According to Silent Push’s blog post, these hackers are not just using automated bots; instead, they are using a human-led method called voice phishing, or vishing. This involves a real person calling employees or help desks to trick them into giving up their login details.
How the trick works
The group reportedly uses a tool called a Live Phishing Panel. Most companies, as we know them, use Single Sign-On (SSO), such as Okta, which allows a worker to use one password for all their work apps. The hackers set up a fake login page that looks exactly like the real one.
When a victim enters their details, the attacker sits in the middle and watches in real-time. This allows them to steal even the special security codes sent to a user’s phone, effectively bypassing standard security. Researchers described this as a “skeleton key” that gives the criminals access to every app and piece of data in the company.
The goal of the attack
It is worth noting that these hackers have a specific plan once they get inside. According to researchers, they quickly steal sensitive files to blackmail the company. If the business does not pay, the hackers often lock the company’s data so it cannot be used. Further probing revealed that they also use stolen accounts to message other employees on apps like Slack or Teams, pretending to be a colleague to gain even more power within the system.

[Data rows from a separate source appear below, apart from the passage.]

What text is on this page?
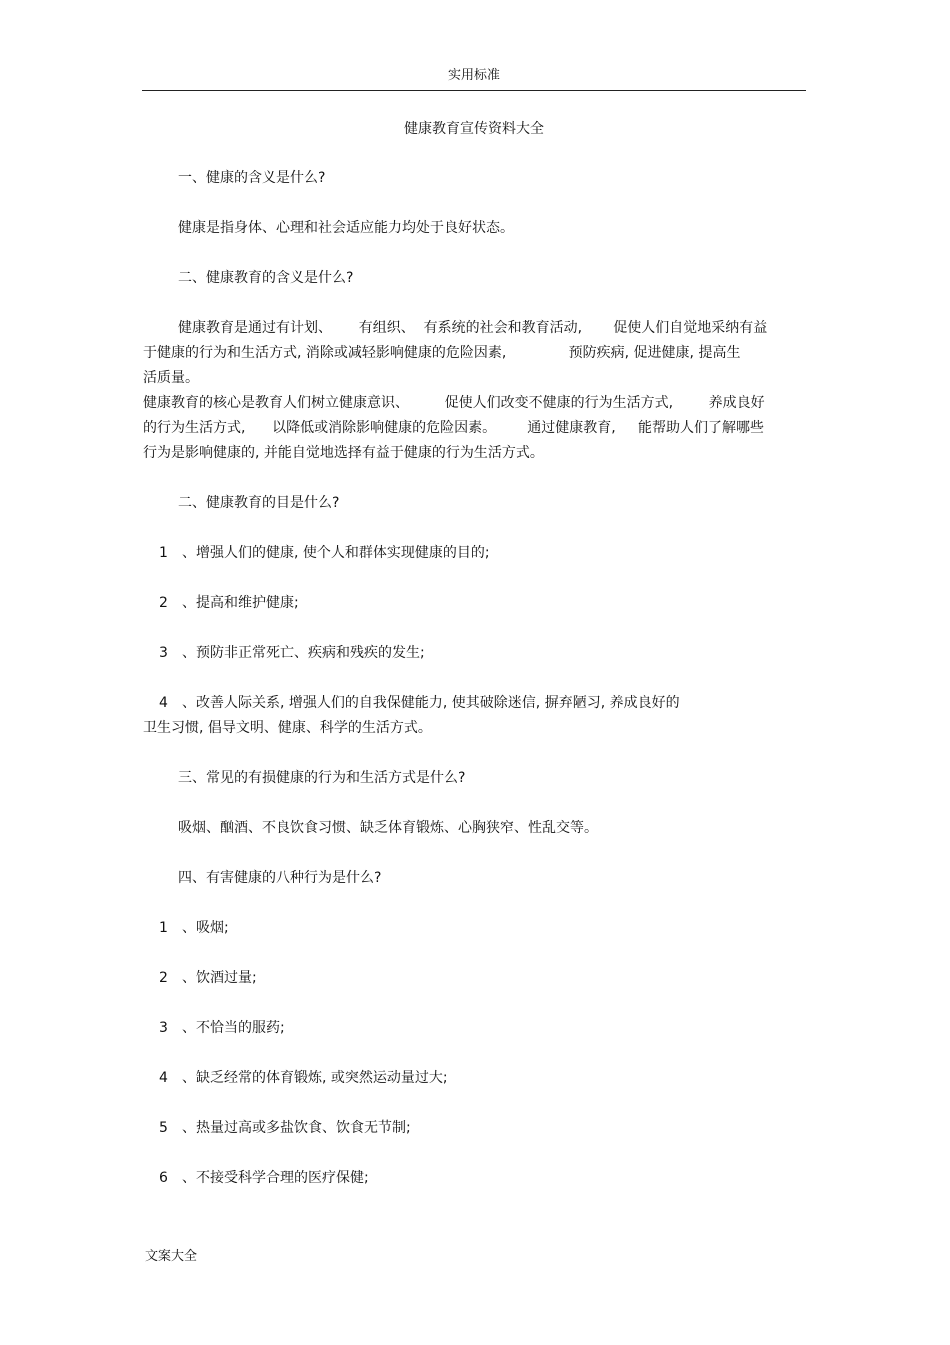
实用标准
健康教育宣传资料大全
一、健康的含义是什么?
健康是指身体、心理和社会适应能力均处于良好状态。
二、健康教育的含义是什么?
健康教育是通过有计划、      有组织、  有系统的社会和教育活动,       促使人们自觉地采纳有益
于健康的行为和生活方式, 消除或减轻影响健康的危险因素,              预防疾病, 促进健康, 提高生
活质量。
健康教育的核心是教育人们树立健康意识、        促使人们改变不健康的行为生活方式,        养成良好
的行为生活方式,      以降低或消除影响健康的危险因素。       通过健康教育,     能帮助人们了解哪些
行为是影响健康的, 并能自觉地选择有益于健康的行为生活方式。
二、健康教育的目是什么?
1	、增强人们的健康, 使个人和群体实现健康的目的;
2	、提高和维护健康;
3	、预防非正常死亡、疾病和残疾的发生;
4	、改善人际关系, 增强人们的自我保健能力, 使其破除迷信, 摒弃陋习, 养成良好的
卫生习惯, 倡导文明、健康、科学的生活方式。
三、常见的有损健康的行为和生活方式是什么?
吸烟、酗酒、不良饮食习惯、缺乏体育锻炼、心胸狭窄、性乱交等。
四、有害健康的八种行为是什么?
1	、吸烟;
2	、饮酒过量;
3	、不恰当的服药;
4	、缺乏经常的体育锻炼, 或突然运动量过大;
5	、热量过高或多盐饮食、饮食无节制;
6	、不接受科学合理的医疗保健;
文案大全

The list of victims spans several industries, including big names like Telstra in telecoms, Mercury Insurance, and tech companies like Canva and ZoomInfo. Even legal firms and healthcare providers have been targeted in the last 30 days.
Connecting the dots: Recent leaks
This warning from Silent Push comes at a time when ShinyHunters members are already proving how serious their threats are. Recent coverage by Hackread.com shows that the ShinyHunters faction has been particularly active, launching a new leak site on the dark web just days ago.

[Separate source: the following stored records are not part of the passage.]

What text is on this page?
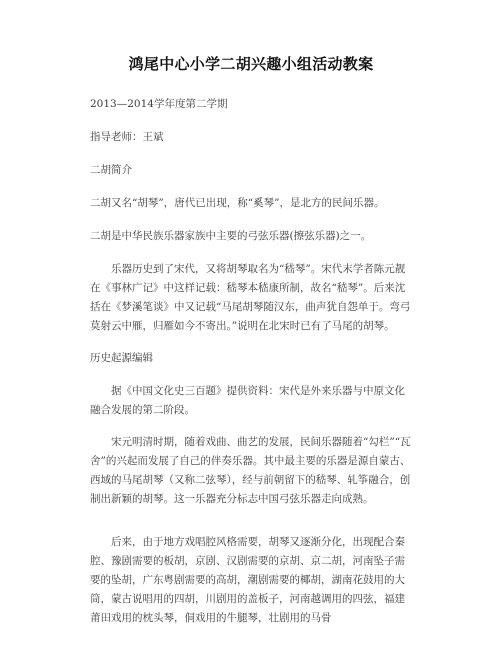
鸿尾中心小学二胡兴趣小组活动教案

2013—2014学年度第二学期

指导老师：王斌

二胡简介

二胡又名“胡琴”，唐代已出现，称“奚琴”，是北方的民间乐器。

二胡是中华民族乐器家族中主要的弓弦乐器(擦弦乐器)之一。

乐器历史到了宋代，又将胡琴取名为“嵇琴”。宋代末学者陈元靓在《事林广记》中这样记载：嵇琴本嵇康所制，故名“嵇琴”。后来沈括在《梦溪笔谈》中又记载“马尾胡琴随汉东，曲声犹自怨单于。弯弓莫射云中雁，归雁如今不寄出。”说明在北宋时已有了马尾的胡琴。

历史起源编辑

据《中国文化史三百题》提供资料：宋代是外来乐器与中原文化融合发展的第二阶段。

宋元明清时期，随着戏曲、曲艺的发展，民间乐器随着“勾栏”“瓦舍”的兴起而发展了自己的伴奏乐器。其中最主要的乐器是源自蒙古、西域的马尾胡琴（又称二弦琴），经与前朝留下的嵇琴、轧筝融合，创制出新颖的胡琴。这一乐器充分标志中国弓弦乐器走向成熟。

后来，由于地方戏唱腔风格需要，胡琴又逐渐分化，出现配合秦腔、豫剧需要的板胡，京剧、汉剧需要的京胡、京二胡，河南坠子需要的坠胡，广东粤剧需要的高胡，潮剧需要的椰胡，湖南花鼓用的大筒，蒙古说唱用的四胡，川剧用的盖板子，河南越调用的四弦，福建莆田戏用的枕头琴，侗戏用的牛腿琴，壮剧用的马骨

According to reports, the group has already begun releasing stolen data from major names like SoundCloud, Crunchbase, Betterment, and Panera Bread after their ransom demands were ignored. These latest leaks, involving millions of personal records, highlight the “pay or leak” strategy that researchers noted is central to how the SLSH alliance operates.

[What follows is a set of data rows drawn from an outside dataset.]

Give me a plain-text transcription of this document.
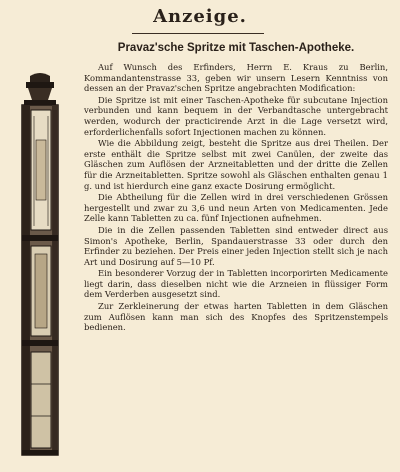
Anzeige.
Pravaz'sche Spritze mit Taschen-Apotheke.

Auf Wunsch des Erfinders, Herrn E. Kraus zu Berlin, Kommandantenstrasse 33, geben wir unsern Lesern Kenntniss von dessen an der Pravaz'schen Spritze angebrachten Modification:

Die Spritze ist mit einer Taschen-Apotheke für subcutane Injection verbunden und kann bequem in der Verbandtasche untergebracht werden, wodurch der practicirende Arzt in die Lage versetzt wird, erforderlichenfalls sofort Injectionen machen zu können.

Wie die Abbildung zeigt, besteht die Spritze aus drei Theilen. Der erste enthält die Spritze selbst mit zwei Canülen, der zweite das Gläschen zum Auflösen der Arzneitabletten und der dritte die Zellen für die Arzneitabletten. Spritze sowohl als Gläschen enthalten genau 1 g. und ist hierdurch eine ganz exacte Dosirung ermöglicht.

Die Abtheilung für die Zellen wird in drei verschiedenen Grössen hergestellt und zwar zu 3,6 und neun Arten von Medicamenten. Jede Zelle kann Tabletten zu ca. fünf Injectionen aufnehmen.

Die in die Zellen passenden Tabletten sind entweder direct aus Simon's Apotheke, Berlin, Spandauerstrasse 33 oder durch den Erfinder zu beziehen. Der Preis einer jeden Injection stellt sich je nach Art und Dosirung auf 5—10 Pf.

Ein besonderer Vorzug der in Tabletten incorporirten Medicamente liegt darin, dass dieselben nicht wie die Arzneien in flüssiger Form dem Verderben ausgesetzt sind.

Zur Zerkleinerung der etwas harten Tabletten in dem Gläschen zum Auflösen kann man sich des Knopfes des Spritzenstempels bedienen.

To stay safe, it is important to warn staff about these fake calls, and any strange requests for login help should be reported to managers immediately. Businesses should also check their security logs for any “New Device Enrolled” alerts followed by logins from unusual locations. By using an early warning system for blocking these fake domains early, companies can stop the hackers before they ever make their first phone call.